IF the test had worked, you’d have read continuity (0 Ohms) with the jumper in the connector. If you had read the coolant temp sensor (CTS) cold (with it plugged in), you’d have gotten around 2.2K Ohms… when hot (up to temp) it reads 260 Ohms (there about). The ECU actually applies a 5V signal across those leads/terminal and reads the voltage drop to figure out temp. For our purposes reading Ohms tells us if it is working. IN this case, it is an open circuit… so one of the two wires to the CTS is broken.

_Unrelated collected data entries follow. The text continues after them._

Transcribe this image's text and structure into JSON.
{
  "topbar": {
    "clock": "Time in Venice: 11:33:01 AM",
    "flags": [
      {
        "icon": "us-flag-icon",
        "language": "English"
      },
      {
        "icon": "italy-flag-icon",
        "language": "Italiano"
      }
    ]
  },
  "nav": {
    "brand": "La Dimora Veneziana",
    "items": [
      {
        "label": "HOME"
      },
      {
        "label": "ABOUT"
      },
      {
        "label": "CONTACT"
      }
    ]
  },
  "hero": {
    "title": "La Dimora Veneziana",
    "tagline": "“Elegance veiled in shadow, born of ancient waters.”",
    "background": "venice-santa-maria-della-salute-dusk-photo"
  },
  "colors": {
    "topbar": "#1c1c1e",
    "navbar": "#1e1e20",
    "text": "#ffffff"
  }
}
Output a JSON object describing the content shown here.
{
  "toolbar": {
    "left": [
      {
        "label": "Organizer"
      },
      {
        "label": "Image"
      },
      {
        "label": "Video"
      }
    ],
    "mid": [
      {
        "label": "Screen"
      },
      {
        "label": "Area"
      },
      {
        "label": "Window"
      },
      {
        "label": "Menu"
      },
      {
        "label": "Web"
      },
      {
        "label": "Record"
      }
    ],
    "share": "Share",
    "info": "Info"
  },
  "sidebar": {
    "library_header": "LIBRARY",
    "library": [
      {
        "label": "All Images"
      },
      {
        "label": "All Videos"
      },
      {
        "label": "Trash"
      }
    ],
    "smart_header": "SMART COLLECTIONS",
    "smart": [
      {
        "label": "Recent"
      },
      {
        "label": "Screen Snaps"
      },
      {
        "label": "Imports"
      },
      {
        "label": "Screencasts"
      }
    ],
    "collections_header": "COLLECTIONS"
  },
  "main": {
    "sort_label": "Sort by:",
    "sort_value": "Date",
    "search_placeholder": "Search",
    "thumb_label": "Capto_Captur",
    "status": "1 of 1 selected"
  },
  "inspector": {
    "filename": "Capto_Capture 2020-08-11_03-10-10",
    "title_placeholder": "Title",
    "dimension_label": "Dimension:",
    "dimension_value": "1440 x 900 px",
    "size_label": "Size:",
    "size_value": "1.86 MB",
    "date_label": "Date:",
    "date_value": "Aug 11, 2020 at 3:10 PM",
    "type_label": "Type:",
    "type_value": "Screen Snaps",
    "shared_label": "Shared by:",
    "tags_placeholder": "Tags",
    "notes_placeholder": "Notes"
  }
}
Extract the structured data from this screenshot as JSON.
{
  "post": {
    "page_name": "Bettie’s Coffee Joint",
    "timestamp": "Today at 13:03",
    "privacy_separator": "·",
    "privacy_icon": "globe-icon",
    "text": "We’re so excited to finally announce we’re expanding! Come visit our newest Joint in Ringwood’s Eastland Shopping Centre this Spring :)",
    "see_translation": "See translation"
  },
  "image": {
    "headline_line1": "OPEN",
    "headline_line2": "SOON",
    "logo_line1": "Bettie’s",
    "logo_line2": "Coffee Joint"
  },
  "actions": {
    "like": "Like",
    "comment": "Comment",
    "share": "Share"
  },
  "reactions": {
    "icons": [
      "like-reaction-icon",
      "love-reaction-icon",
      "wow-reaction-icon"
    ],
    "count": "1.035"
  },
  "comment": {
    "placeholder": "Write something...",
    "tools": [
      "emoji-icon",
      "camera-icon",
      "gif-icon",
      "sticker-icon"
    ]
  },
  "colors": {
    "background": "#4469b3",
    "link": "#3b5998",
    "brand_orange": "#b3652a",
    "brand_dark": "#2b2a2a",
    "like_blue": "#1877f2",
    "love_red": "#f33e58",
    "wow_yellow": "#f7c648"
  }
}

The next check is to do the same test but across pins #19 and #20 of the Throttle Position Sensor (TPS) connector under the bell-crank (but put your meter in Ohms mode… range 0 to 5K Ohms (might be 0 to 20K Ohms on the meter). I believe the reading you’re going to get is around 4.5KOhms to 5KOhms … IF… IF wiring is good to the throttle position sensor (TPS). (That’s because the wiper probe - red in the diagram should read close to zero ohms to about 4.5KOhms in operation as the throttle opens and closes) [The full resistor is represented in blue box in the TPS] … again the ECU uses voltage to check this, but we can test with Ohms (Green to Yellow wires across the entirety of the internal resistor corresponding to pins 19 and 20).

The thought here is to maybe narrow down WHERE your wiring break is. It’s probably in the engine bay… and I still say check the end connector AT the temp sensor very carefully as that’s where it most likely exist.

IF you get no reading (looking for about 5KOhms), try unplugging the connector at the Throttle Pot and putting a jumper across the harness-side plug where the Green and Yellow wires plugged. That should make a loop across pins 19 and 20 with zero ohms. IF you get NO continuity… then it could be a break in either the wire for 19 or 20, BUT it becomes likely that it’s in #19… that pesky Yellow/Black ground wire… and PROBABLY where the wire spices at or near the TPS connector to ALSO serve as the ground wire out to the CTS.

The other thing is we’re not sure if your wire break is in the Yellow/Black wire, OR the Orange/Blue wire for the CTS IF the test above WORKS. Next we narrow that down.

IF you get continuity (or 5KOhms) between 19 and 20 with that loop (or plugged in) then the break is either in the short Yellow/Black ground section of Yellow/Black between the TPS and CTS, OR in the Orange/Blue wire. Next that needs to be narrowed down. We need a known working loop for that and we can re-purpose some wires to ensure we have that loop available.

Change your throttle position jumper to be across the Green/Red plugs (i.e. harness side Yellow/White and Yellow/Pink wires) Now check continuity across pins 20 and 7. I’m expecting/hoping that works well at 0 Ohms for the next test. If you get good continuity then you have a KNOWN good set of wires to the ECU plug that we can repurpose for a continuity test.

That knowledge lets us differentiate which wire of the CTS has the break (or if both do).
Create a LONGER jumper between the Orange/Blue connector pin at the CTS and run it to either of the two plug spots in the last test… where the red or green from the TPS plugged into either the YW or YK wires of the harness TPS plug. All we’re doing here is using a known good wire path (hopefully) to create another loop to test.

Now you can test continuity across pin #5 at the ECU and either pin #20 or #7 (whichever you chose for the loop) to check for continuity. IF you get continuity then the CTS’s Orange/Blue wire is good. If you don’t then it has a break somewhere – probably in the engine bay… but it may require a lot more looking along the harness.

There IS such a thing as a signal injector for finding out where a wire is broken, but I’ve never tried it for car wiring. (Obviously disconnect the battery and ECU).

~Paul K.


Hi Paul:
Once again thanks, I cut off the CTS plug and wired in a new plug.(I too have been told the engine compartment and it’s heat usually causes the problem), ran the continuity test (no life at #19,nor #5)
Replaced and soderd the old plug. I now will follow your advice and zero in on the TPS area for breaks.